To import the customized Content Query Web Part

  1. On your Office SharePoint Server site, click Site Actions, and then click Edit Page.

  2. On the page editing toolbar, click Page, point to Add Web Parts, and then click Import.

    Figure 11. Importing the Web Part

    Importing the Web Part
  3. In the Add Web Parts pane, click Browse. In the Choose file dialog box, locate the folder that contains the edited .webpart file, select it, and then click Open. In the Add Web Parts pane, click Upload.

    Figure 12. Add Web Parts

    Add Web Parts
  4. At the bottom of the Add Web Parts pane, in the Add to list, select a Web Part zone, and then click Import.

The customized Content Query Web Part is added to the selected Web Part zone. The Web Part displays a link to the project status report document and the text from the Project Status Summary column for Project Status Reports whose status is set to "Requires Attention".

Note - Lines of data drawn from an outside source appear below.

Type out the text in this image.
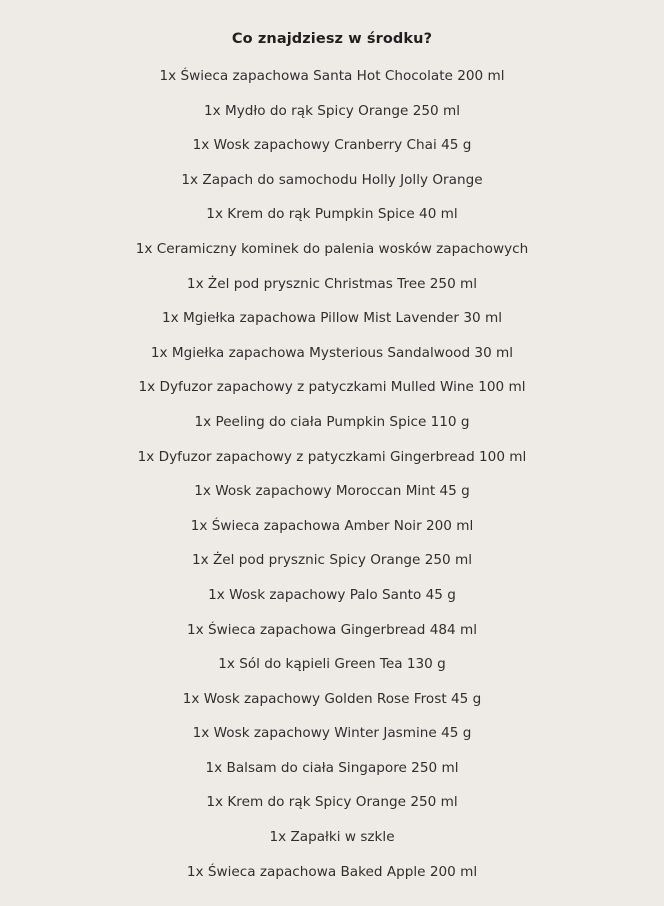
Co znajdziesz w środku?
1x Świeca zapachowa Santa Hot Chocolate 200 ml
1x Mydło do rąk Spicy Orange 250 ml
1x Wosk zapachowy Cranberry Chai 45 g
1x Zapach do samochodu Holly Jolly Orange
1x Krem do rąk Pumpkin Spice 40 ml
1x Ceramiczny kominek do palenia wosków zapachowych
1x Żel pod prysznic Christmas Tree 250 ml
1x Mgiełka zapachowa Pillow Mist Lavender 30 ml
1x Mgiełka zapachowa Mysterious Sandalwood 30 ml
1x Dyfuzor zapachowy z patyczkami Mulled Wine 100 ml
1x Peeling do ciała Pumpkin Spice 110 g
1x Dyfuzor zapachowy z patyczkami Gingerbread 100 ml
1x Wosk zapachowy Moroccan Mint 45 g
1x Świeca zapachowa Amber Noir 200 ml
1x Żel pod prysznic Spicy Orange 250 ml
1x Wosk zapachowy Palo Santo 45 g
1x Świeca zapachowa Gingerbread 484 ml
1x Sól do kąpieli Green Tea 130 g
1x Wosk zapachowy Golden Rose Frost 45 g
1x Wosk zapachowy Winter Jasmine 45 g
1x Balsam do ciała Singapore 250 ml
1x Krem do rąk Spicy Orange 250 ml
1x Zapałki w szkle
1x Świeca zapachowa Baked Apple 200 ml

Figure 13. Customized Content Query Web Part

Customized Content Query Web Part

Read It

You can use the Content Query Web Part to display a dynamic set of items based on a query. The Web Part enables you to set presentation options to determine how items are displayed on the SharePoint page. The items that are displayed by the Content Query Web Part always reflect the most current set of items retrieved by the query that the page viewer is authorized to see. The query runs when the page that contains the Content Query Web Part is viewed. If new content is added, and it meets the query criteria, the Content Query Web Part displays it automatically. The Content Query Web Part exposes many properties that you can set to control its behavior. This article describes how to customize the Content Query Web Part by setting the CommonViewFields property, the QueryOverride property, and the DataColumnRenames property. The steps are:

  1. Adding the Content Query Web Part to a Web page on an Office SharePoint Server 2007 site.

  2. Configuring the Content Query Web Part to work with a specific document library and content type.

  3. Exporting the Content Query Web Part to a .webpart file.

  4. Editing the exported .webpart file and setting the custom properties of the Content Query Web Part.

  5. Importing the edited .webpart file to a Web page on an Office SharePoint Server 2007 site.